Добавить в цитаты Настройки чтения

Страница 23 из 40



- Нет, перестань острить. Но в том-то и дело, что она не только обращает на тебя внимание, а явно благоволит к тебе...

- Ты находишь?

- Cela saute aux yeux [Это очевидно (фр.)].

- Это меня радует: и она мне сильно нравится. Куницын высвободил руку из-под руки приятеля.

- Это еще что за новости! Она тебе не смеет нравиться!

- Ха, ха, ха! Не смеши. Разве можно кому воспретить восхищаться чем бы то ни было? Если б она была твоей женой, то и тогда я имел бы полное право находить ее милой, любезной, прекрасной. А теперь подавно. Знаешь, я хочу сделать тебе предложение: давай ухаживать за нею поочереди ты - сегодня, я завтра, ты послезавтра, и т.д.; в несколько дней окажется, на чьей стороне перевес; тогда другой отступится добровольно. По рукам, что ли?

- Вот выдумал! Как бы не так. Она уже по уговору моя, значит - и толковать нечего.

- Так слушай, милый мой. Ты сам согласен, что я нравлюсь ей более твоего?

- К чему же тогда наш уговор? Ты ей будешь только надоедать...
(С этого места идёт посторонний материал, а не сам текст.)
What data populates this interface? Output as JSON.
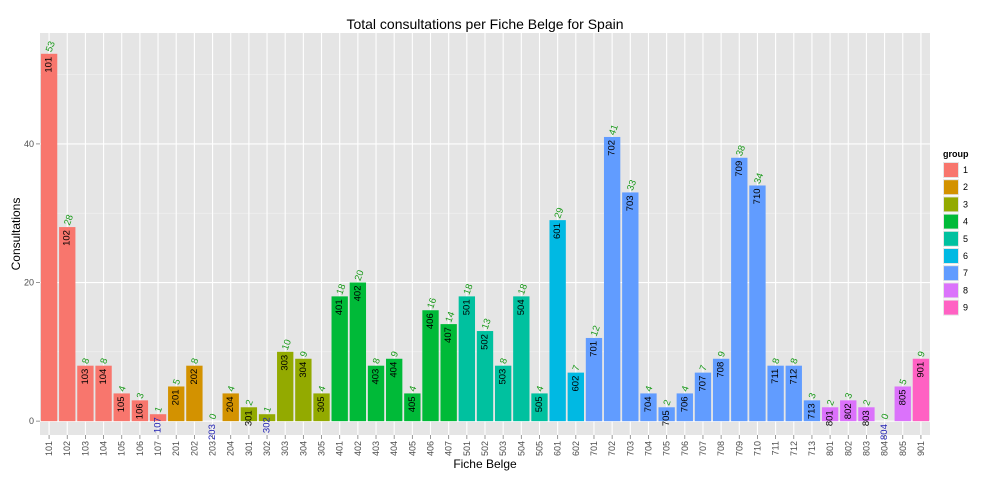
{
  "chart_data": {
    "type": "bar",
    "title": "Total consultations per Fiche Belge for Spain",
    "xlabel": "Fiche Belge",
    "ylabel": "Consultations",
    "ylim": [
      -2,
      56
    ],
    "yticks": [
      0,
      20,
      40
    ],
    "grid": true,
    "legend": {
      "title": "group",
      "placement": "right",
      "items": [
        {
          "label": "1",
          "color": "#F8766D"
        },
        {
          "label": "2",
          "color": "#D39200"
        },
        {
          "label": "3",
          "color": "#93AA00"
        },
        {
          "label": "4",
          "color": "#00BA38"
        },
        {
          "label": "5",
          "color": "#00C19F"
        },
        {
          "label": "6",
          "color": "#00B9E3"
        },
        {
          "label": "7",
          "color": "#619CFF"
        },
        {
          "label": "8",
          "color": "#DB72FB"
        },
        {
          "label": "9",
          "color": "#FF61C3"
        }
      ]
    },
    "categories": [
      "101",
      "102",
      "103",
      "104",
      "105",
      "106",
      "107",
      "201",
      "202",
      "203",
      "204",
      "301",
      "302",
      "303",
      "304",
      "305",
      "401",
      "402",
      "403",
      "404",
      "405",
      "406",
      "407",
      "501",
      "502",
      "503",
      "504",
      "505",
      "601",
      "602",
      "701",
      "702",
      "703",
      "704",
      "705",
      "706",
      "707",
      "708",
      "709",
      "710",
      "711",
      "712",
      "713",
      "801",
      "802",
      "803",
      "804",
      "805",
      "901"
    ],
    "values": [
      53,
      28,
      8,
      8,
      4,
      3,
      1,
      5,
      8,
      0,
      4,
      2,
      1,
      10,
      9,
      4,
      18,
      20,
      8,
      9,
      4,
      16,
      14,
      18,
      13,
      8,
      18,
      4,
      29,
      7,
      12,
      41,
      33,
      4,
      2,
      4,
      7,
      9,
      38,
      34,
      8,
      8,
      3,
      2,
      3,
      2,
      0,
      5,
      9
    ],
    "groups": [
      1,
      1,
      1,
      1,
      1,
      1,
      1,
      2,
      2,
      2,
      2,
      3,
      3,
      3,
      3,
      3,
      4,
      4,
      4,
      4,
      4,
      4,
      4,
      5,
      5,
      5,
      5,
      5,
      6,
      6,
      7,
      7,
      7,
      7,
      7,
      7,
      7,
      7,
      7,
      7,
      7,
      7,
      7,
      8,
      8,
      8,
      8,
      8,
      9
    ]
  }
}
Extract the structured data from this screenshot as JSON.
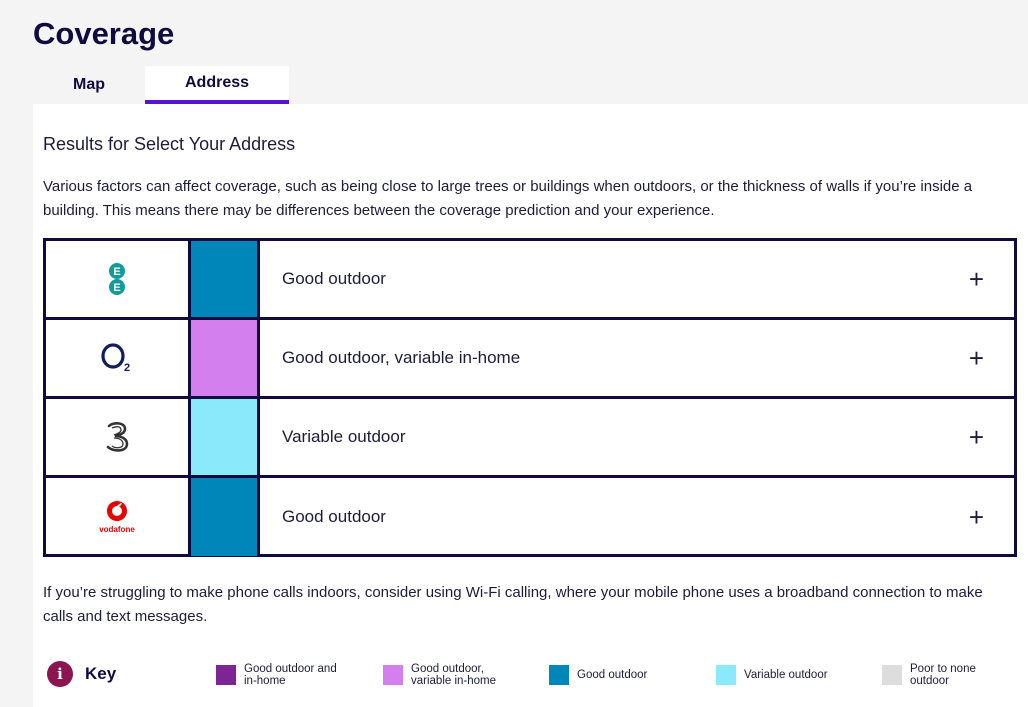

- Да уж она по контракту моя, а всякие контракты должны чтиться свято.

- Что ты за пустяки говоришь. Для чего заключаются контракты? Для какой же нибудь цели?

- Ну да.

- А если цель ими не достигается? Тогда они распадаются сами собой.

- Это все парадоксы, софизмы!

- Ни то, ни другое, а строгая логика. Так, стало быть, и знай, что наш контракт для меня уже не существует, и я вперед не намерен избегать Наденьку.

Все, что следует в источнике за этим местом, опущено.